I put my 166esr drivers into this 167 BR enclosure. I figured that a little series resistance would bring up the qts of the 166esr enough to work in this BR. My intention was to use this BR only temporarily to break in the drivers while I was building a more permanent enclosure. I'm glad I did this because I learned a few important things.
First, here are my biasis. I'm a total newbie. I've listened to a pair of Ohm F speakers for almost 30 years. These speakers use a single Walsh driver that radiates the sound 360 degrees. It has its problems, but it has a very open sound. Recently one of my speakers died. Since I don't have $4,000 to spend on a new set, I decided to try the DIY route. But, I'm not sure that a conventional driver can duplicate this sound. Anyway, here's what I learned about the 166esr in a 167 BR cabinet.
1) This cabinet has a very small sound. Although I have a large listening room, I doubt that this BR would even work in a small room. The 166esr was designed for a BH, so I'm guesing (hoping!) that it will work better in a BH.
2) There may be a problem with cone excursion in this BR. I don't have any way to measure the cone excursion, but it sure looks like more than 0.6 mm when the volume is turned up.
3) It is possible to dramatically alter the sound quality of the driver with passive EQ. When I first listened to this speaker, it was very shrill. So shrill that I couldn't even stand to be in the same room when it was playing. Even after 100 hours this speaker was still shrill. Well, it turned out that my old Hafler DH-200 amp was the problem. After reading Nelson Pass' article on passive EQ (Thanks Nelson!), I started fiddling around with passive ressitance and found that I could make this speaker much more enjoyable.
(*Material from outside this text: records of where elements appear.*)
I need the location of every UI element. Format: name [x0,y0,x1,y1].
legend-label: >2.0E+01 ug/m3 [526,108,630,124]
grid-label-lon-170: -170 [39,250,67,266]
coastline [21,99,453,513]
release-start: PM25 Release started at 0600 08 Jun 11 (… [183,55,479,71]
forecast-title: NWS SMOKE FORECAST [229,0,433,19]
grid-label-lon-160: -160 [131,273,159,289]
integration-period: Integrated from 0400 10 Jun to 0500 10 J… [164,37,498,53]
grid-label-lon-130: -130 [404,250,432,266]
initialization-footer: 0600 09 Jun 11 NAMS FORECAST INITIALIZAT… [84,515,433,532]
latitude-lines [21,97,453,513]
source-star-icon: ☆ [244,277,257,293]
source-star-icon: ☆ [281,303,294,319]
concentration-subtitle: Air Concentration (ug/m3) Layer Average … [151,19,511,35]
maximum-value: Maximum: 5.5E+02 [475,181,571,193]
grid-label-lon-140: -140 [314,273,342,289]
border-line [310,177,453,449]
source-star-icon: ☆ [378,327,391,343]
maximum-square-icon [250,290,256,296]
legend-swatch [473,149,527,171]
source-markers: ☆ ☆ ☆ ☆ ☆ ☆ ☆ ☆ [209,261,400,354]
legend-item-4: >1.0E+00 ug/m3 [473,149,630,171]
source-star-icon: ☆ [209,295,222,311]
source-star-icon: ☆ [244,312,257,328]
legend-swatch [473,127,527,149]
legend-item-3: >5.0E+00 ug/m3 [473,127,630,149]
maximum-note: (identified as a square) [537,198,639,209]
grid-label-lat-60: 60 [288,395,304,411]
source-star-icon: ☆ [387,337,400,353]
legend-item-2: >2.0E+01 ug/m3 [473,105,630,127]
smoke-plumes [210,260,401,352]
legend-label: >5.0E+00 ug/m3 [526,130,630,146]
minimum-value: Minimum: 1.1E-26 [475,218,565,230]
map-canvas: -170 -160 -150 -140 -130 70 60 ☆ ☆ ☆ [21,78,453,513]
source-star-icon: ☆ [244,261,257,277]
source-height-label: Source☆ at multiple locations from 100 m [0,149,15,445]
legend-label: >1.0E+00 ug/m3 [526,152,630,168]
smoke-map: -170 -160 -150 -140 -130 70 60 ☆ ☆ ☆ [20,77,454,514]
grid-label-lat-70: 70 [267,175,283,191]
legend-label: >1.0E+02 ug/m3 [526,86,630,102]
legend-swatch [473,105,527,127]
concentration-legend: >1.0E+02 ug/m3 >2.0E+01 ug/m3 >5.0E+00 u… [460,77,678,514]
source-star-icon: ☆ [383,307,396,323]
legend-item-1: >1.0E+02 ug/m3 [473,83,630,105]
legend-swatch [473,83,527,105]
It still had a small sound, though.
4) The highs fall off dramatically with distance. After passive EQ, the highs were shrill at a distance of 4 feet. At 8 feet, they were just right. At 15 feet they were almost gone! This worries me a bit because the highs of my old Ohm Fs still sounded good at a distance of 30 feet.
Well, I hope I haven't discouraged you from building these cabinets!

Sincerely,
Rich Raymond
 
Re: Re: FE167E cabinet?????

rray786 said:
I put my 166esr drivers into this 167 BR enclosure. ....
Sincerely,
Rich Raymond

Rich, thanks you very much for the reply - that was exactly what I was looking for and had a feeling that FE166ES-R driver and FE167E cabinet might clash. Yes you have put me offf - but only with this combination at some other time I'll try FE167E in the BR cabinet as a matching pair.

Did you see my previous post about retuning cabinet - do you think it'd make any difference?

I was tooled up for the full BLH anyway but in a moment of boredom got distracted .. must try and remain focused on the here and now?